Teldat’s advantage: As both network hardware manufacturer and security software provider, Teldat implements Zero Trust at every layer—from physical router to cloud service. Zero Trust SD-WAN with embedded NGFW and integrated ZTNA enforces identity-based segmentation, continuous verification, and threat prevention at every branch and connection without separate appliances.

Discover Zero Trust SD-WAN →

Frequently Asked Questions

❯ What is Zero Trust in simple terms?

A cybersecurity approach: “never trust, always verify.” No user, device, or connection is trusted by default. Every access request is continuously verified.

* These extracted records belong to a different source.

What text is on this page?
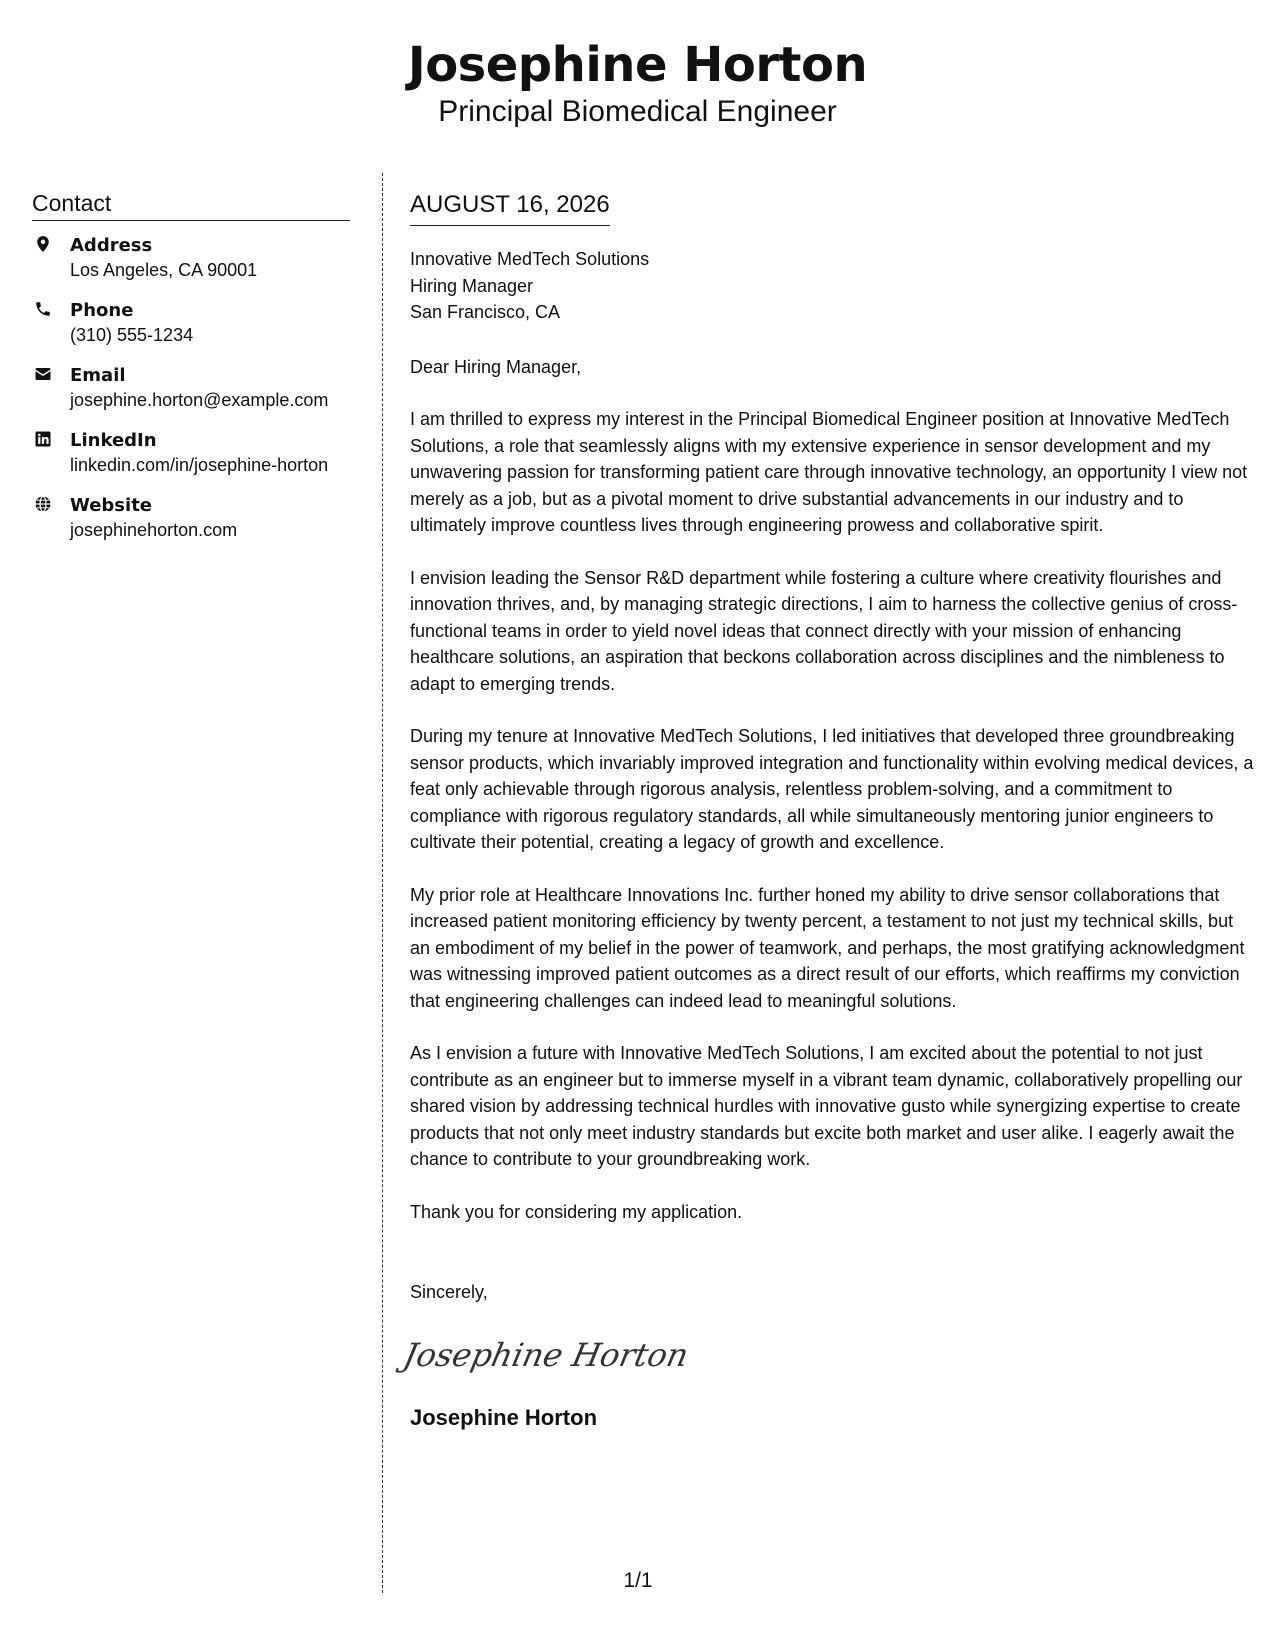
Josephine Horton
Principal Biomedical Engineer
Contact
Address
Los Angeles, CA 90001
Phone
(310) 555-1234
Email
josephine.horton@example.com
LinkedIn
linkedin.com/in/josephine-horton
Website
josephinehorton.com
AUGUST 16, 2026
Innovative MedTech Solutions
Hiring Manager
San Francisco, CA

Dear Hiring Manager,

I am thrilled to express my interest in the Principal Biomedical Engineer position at Innovative MedTech Solutions, a role that seamlessly aligns with my extensive experience in sensor development and my unwavering passion for transforming patient care through innovative technology, an opportunity I view not merely as a job, but as a pivotal moment to drive substantial advancements in our industry and to ultimately improve countless lives through engineering prowess and collaborative spirit.

I envision leading the Sensor R&D department while fostering a culture where creativity flourishes and innovation thrives, and, by managing strategic directions, I aim to harness the collective genius of cross-functional teams in order to yield novel ideas that connect directly with your mission of enhancing healthcare solutions, an aspiration that beckons collaboration across disciplines and the nimbleness to adapt to emerging trends.

During my tenure at Innovative MedTech Solutions, I led initiatives that developed three groundbreaking sensor products, which invariably improved integration and functionality within evolving medical devices, a feat only achievable through rigorous analysis, relentless problem-solving, and a commitment to compliance with rigorous regulatory standards, all while simultaneously mentoring junior engineers to cultivate their potential, creating a legacy of growth and excellence.

My prior role at Healthcare Innovations Inc. further honed my ability to drive sensor collaborations that increased patient monitoring efficiency by twenty percent, a testament to not just my technical skills, but an embodiment of my belief in the power of teamwork, and perhaps, the most gratifying acknowledgment was witnessing improved patient outcomes as a direct result of our efforts, which reaffirms my conviction that engineering challenges can indeed lead to meaningful solutions.

As I envision a future with Innovative MedTech Solutions, I am excited about the potential to not just contribute as an engineer but to immerse myself in a vibrant team dynamic, collaboratively propelling our shared vision by addressing technical hurdles with innovative gusto while synergizing expertise to create products that not only meet industry standards but excite both market and user alike. I eagerly await the chance to contribute to your groundbreaking work.

Thank you for considering my application.

Sincerely,

Josephine Horton
Josephine Horton
1/1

❯ What is the NIST Zero Trust framework?

NIST SP 800-207 defines ZTA. Core tenets: no implicit trust, per-session authorization, least privilege, continuous monitoring. SP 1800-35 (2025) provides 19 example implementations.

❯ What is the difference between Zero Trust and ZTNA?

Zero Trust is the philosophy. ZTNA is the technology implementing it for remote access—replacing VPNs with granular, identity-based application access using the “dark cloud” concept.

❯ What is Zero Trust SD-WAN?

Zero Trust applied to SD-WAN: identity-based segmentation, continuous verification, granular policies for all connections. Teldat integrates ZTNA with secure overlay networks.

❯ Does Zero Trust replace firewalls?

No—but changes their role. Firewalls handle traffic inspection and IPS. Zero Trust adds identity-based control, microsegmentation, and continuous verification. ZTNA replaces VPNs specifically.